Burge, 62, was fired from the Chicago Police Department in 1993 after a report from the Office of Professional Standards called for sustaining the accusations of excessive abuse against him. Burge and more than 30 other officers under his purview had allegedly tortured Black men routinely through the 1970s and 1980s. They suffocated victims and cattle prodded more than 200 suspects in Chicago’s Area 2 violent-crimes unit to extract confessions.

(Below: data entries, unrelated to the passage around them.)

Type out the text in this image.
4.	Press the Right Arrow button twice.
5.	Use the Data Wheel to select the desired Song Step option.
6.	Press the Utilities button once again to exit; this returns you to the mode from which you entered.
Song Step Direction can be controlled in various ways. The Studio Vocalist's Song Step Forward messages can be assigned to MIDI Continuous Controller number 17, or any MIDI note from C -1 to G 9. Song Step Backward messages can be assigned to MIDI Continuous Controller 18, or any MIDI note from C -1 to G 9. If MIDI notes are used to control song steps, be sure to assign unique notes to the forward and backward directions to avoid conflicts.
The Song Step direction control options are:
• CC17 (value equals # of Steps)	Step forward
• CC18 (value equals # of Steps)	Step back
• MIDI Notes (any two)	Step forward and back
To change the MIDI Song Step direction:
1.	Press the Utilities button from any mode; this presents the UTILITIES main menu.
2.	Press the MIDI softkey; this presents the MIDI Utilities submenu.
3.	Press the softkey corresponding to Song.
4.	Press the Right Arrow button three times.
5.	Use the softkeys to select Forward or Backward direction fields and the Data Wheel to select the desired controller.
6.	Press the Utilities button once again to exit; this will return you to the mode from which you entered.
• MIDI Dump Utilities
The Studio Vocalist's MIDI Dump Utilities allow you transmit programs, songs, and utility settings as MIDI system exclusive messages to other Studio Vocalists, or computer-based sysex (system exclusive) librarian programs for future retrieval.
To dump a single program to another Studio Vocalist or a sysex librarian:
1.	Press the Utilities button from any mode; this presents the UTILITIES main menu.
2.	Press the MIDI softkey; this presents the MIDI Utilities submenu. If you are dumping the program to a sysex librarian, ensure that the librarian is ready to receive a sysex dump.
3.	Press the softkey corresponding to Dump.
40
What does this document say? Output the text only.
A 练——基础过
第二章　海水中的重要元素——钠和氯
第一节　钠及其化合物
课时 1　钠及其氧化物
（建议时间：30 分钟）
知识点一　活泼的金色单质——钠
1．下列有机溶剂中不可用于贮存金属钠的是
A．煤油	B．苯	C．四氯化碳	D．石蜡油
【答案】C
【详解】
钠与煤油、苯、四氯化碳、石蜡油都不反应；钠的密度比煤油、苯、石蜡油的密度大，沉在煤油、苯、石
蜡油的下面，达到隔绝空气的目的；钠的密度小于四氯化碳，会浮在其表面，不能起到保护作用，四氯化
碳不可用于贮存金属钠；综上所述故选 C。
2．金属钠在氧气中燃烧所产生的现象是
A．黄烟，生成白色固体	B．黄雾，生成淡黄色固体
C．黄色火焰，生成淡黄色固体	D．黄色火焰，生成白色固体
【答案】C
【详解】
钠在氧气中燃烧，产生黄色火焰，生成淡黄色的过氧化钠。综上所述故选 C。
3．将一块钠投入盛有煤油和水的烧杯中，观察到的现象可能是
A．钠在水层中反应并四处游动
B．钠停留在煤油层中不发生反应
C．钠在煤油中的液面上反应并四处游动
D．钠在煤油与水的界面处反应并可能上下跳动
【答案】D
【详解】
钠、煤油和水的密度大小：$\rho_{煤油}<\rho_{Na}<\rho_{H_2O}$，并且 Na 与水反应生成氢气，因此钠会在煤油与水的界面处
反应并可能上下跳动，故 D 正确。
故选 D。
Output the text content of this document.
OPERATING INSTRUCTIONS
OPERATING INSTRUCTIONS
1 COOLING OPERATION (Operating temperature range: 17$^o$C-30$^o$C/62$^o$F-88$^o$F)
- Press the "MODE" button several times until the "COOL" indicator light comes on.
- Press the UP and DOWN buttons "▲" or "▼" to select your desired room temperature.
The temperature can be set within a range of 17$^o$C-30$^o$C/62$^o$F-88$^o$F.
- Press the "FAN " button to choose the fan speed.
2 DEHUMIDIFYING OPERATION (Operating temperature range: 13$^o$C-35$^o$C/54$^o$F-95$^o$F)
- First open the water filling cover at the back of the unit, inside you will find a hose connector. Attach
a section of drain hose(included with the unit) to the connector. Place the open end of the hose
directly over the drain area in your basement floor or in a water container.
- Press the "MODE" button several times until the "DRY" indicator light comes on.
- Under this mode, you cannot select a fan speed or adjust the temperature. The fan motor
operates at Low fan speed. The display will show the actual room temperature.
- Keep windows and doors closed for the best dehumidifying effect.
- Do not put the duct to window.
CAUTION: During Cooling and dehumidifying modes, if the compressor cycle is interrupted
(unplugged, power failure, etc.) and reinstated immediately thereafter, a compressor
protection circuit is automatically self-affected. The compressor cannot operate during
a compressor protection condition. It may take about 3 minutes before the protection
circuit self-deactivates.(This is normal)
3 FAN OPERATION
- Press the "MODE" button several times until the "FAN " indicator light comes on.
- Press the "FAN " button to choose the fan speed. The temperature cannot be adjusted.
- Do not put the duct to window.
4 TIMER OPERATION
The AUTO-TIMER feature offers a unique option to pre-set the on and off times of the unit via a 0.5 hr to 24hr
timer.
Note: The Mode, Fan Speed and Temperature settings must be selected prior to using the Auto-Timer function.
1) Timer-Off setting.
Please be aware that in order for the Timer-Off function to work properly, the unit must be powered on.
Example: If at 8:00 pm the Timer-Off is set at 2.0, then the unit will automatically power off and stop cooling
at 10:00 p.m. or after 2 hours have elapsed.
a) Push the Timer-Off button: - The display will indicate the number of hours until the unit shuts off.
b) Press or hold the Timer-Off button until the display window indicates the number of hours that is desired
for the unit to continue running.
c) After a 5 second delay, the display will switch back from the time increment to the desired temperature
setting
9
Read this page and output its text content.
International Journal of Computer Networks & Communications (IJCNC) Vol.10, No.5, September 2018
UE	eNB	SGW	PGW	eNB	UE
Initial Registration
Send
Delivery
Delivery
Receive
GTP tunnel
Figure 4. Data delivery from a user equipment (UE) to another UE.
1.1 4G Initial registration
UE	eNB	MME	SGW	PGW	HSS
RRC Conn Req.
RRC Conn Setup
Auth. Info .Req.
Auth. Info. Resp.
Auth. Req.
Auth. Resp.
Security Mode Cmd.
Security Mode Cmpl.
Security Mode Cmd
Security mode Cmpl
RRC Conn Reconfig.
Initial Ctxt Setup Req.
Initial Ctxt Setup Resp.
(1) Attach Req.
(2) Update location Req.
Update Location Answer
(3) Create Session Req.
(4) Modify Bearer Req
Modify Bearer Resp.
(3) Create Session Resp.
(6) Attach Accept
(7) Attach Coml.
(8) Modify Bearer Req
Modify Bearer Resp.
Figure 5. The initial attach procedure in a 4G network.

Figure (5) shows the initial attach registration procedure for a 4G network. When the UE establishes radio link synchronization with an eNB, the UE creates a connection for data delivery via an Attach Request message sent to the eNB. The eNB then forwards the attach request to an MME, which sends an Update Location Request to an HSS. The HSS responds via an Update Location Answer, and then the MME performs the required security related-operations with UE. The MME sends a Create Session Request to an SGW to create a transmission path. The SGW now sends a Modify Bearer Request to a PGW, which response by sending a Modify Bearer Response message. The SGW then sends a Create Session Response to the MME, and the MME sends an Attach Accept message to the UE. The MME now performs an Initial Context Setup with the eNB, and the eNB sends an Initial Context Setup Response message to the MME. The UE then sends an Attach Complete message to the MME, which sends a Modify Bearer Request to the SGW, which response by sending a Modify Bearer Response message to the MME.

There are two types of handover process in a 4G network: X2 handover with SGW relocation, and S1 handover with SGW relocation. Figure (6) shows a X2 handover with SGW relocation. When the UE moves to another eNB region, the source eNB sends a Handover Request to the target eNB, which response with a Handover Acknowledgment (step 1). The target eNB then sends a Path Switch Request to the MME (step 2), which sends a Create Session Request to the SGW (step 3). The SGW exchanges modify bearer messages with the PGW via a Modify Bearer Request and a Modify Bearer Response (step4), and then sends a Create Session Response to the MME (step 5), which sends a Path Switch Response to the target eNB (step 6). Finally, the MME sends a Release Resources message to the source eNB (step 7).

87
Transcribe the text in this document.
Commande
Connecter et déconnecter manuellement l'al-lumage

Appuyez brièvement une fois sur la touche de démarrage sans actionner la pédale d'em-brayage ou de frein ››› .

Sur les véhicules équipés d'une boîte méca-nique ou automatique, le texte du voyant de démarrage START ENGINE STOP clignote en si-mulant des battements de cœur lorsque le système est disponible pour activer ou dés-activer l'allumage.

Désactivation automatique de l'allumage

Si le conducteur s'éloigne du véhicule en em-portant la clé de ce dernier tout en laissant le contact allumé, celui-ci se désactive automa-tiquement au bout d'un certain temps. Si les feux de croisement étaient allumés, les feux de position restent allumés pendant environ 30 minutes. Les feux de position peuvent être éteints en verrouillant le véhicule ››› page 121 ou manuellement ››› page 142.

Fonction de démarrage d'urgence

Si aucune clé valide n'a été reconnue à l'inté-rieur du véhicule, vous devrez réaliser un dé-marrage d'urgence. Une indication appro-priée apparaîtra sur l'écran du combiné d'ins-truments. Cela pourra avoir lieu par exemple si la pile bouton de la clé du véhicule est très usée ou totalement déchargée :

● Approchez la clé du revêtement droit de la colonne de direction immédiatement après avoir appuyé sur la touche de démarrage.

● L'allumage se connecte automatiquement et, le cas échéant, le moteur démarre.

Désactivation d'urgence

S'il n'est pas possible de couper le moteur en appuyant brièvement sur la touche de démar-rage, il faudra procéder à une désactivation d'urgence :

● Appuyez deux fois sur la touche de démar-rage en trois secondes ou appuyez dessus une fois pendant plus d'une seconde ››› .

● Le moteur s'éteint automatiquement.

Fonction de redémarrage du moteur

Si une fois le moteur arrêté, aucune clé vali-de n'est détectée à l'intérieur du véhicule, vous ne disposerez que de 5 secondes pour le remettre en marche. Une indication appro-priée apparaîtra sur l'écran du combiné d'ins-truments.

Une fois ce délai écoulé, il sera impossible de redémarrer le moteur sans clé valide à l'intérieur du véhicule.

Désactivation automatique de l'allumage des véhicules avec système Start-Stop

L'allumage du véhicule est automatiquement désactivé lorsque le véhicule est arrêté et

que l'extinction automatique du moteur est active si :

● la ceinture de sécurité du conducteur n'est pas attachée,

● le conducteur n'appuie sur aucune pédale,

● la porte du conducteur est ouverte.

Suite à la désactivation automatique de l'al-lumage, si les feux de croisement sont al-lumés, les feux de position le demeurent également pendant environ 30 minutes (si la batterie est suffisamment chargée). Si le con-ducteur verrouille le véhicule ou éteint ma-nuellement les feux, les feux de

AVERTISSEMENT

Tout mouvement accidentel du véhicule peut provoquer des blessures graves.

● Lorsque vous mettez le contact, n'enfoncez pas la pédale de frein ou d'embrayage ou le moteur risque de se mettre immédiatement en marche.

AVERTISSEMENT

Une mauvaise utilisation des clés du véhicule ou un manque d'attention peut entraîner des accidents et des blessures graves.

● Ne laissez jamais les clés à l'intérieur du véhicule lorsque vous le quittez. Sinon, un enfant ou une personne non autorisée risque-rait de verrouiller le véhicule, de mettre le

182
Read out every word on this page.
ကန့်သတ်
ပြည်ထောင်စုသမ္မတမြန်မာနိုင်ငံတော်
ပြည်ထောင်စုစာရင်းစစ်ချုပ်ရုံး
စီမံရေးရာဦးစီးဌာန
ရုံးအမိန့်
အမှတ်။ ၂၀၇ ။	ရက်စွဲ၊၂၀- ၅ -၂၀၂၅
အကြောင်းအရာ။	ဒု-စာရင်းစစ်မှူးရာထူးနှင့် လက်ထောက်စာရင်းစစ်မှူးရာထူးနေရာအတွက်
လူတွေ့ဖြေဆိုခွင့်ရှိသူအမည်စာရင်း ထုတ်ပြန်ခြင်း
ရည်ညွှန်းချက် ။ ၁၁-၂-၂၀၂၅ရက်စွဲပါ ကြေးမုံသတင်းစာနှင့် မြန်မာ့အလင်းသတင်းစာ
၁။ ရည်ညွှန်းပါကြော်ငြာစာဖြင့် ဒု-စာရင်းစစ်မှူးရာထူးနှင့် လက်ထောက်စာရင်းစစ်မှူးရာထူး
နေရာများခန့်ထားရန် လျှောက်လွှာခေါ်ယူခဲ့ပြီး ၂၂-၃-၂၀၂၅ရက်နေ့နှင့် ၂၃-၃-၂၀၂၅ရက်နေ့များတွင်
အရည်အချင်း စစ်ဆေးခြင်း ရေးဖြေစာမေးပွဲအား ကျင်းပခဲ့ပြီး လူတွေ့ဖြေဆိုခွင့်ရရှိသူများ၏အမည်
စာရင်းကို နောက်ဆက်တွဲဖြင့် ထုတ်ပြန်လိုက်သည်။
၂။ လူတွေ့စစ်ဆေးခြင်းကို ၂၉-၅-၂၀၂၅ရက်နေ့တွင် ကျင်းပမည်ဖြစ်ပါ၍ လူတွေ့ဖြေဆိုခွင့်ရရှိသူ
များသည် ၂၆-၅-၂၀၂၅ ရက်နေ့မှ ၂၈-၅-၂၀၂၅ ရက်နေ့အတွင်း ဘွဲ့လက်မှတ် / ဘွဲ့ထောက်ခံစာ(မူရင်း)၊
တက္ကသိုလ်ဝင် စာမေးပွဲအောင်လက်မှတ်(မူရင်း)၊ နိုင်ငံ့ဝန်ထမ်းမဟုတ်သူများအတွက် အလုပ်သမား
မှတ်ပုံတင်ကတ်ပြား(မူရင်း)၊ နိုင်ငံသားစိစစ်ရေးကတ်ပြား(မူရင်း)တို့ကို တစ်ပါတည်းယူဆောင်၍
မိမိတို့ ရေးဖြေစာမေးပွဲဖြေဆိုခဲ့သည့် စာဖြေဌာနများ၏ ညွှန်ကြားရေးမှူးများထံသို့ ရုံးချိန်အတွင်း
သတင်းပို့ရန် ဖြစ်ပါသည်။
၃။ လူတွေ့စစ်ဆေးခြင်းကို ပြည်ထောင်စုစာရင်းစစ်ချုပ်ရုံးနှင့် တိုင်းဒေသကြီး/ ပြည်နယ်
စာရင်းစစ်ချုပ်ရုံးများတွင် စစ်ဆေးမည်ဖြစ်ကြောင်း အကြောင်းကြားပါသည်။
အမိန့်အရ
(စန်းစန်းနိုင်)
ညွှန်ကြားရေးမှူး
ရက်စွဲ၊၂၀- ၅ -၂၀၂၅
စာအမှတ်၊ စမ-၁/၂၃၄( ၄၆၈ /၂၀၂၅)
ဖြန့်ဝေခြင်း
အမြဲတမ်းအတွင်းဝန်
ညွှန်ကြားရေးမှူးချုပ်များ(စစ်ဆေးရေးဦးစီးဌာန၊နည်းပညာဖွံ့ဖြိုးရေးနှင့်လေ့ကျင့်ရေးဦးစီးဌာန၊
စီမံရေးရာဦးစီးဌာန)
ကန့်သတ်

Though there had been reports of misconduct at Area 2 as early as 1984, Burge was simply transferred out of his department and promoted to commander four years later. It wasn’t until 1989 that Burge finally faced trial—one where he hired private lawyers financed by the city of Chicago and which ended in a mistrial. The case was revisited in 2006, when special prosecutors released a report that found that there was evidence that Burge and the Area 2 officers had indeed employed torture tactics to force confessions; by the time the report was released, however, the statute of limitations on those charges had long passed.

It wasn’t until 2008 that Burge was indicted for lying in a 2003 civil case. “If Al Capone went down for taxes, it’s better than him going down for nothing,” U.S. Attorney Patrick Fitzgerald said at the time.

Area 2 covers a broad section of the city’s southwest side—neighborhoods that are home mostly to Blacks—and the men that Burge and his cronies tortured were all Black. These forced confessions—sometimes the sole pieces of evidence in their trials—sent dozens of wrongly convicted men of color to prison for decades for crimes ranging from larceny to murder. After law students at Northwestern and the University of Chicago called for the exoneration of several death row inmates, former Illinois governor George Ryan halted executions in Illinois based on overwhelming evidence that the state’s penal system had suffered from irrevocable and irreversible misconduct.

When Burge is sentenced on November 5, he’ll face up to 45 years in the same prison system where he sent dozens of men throughout his career.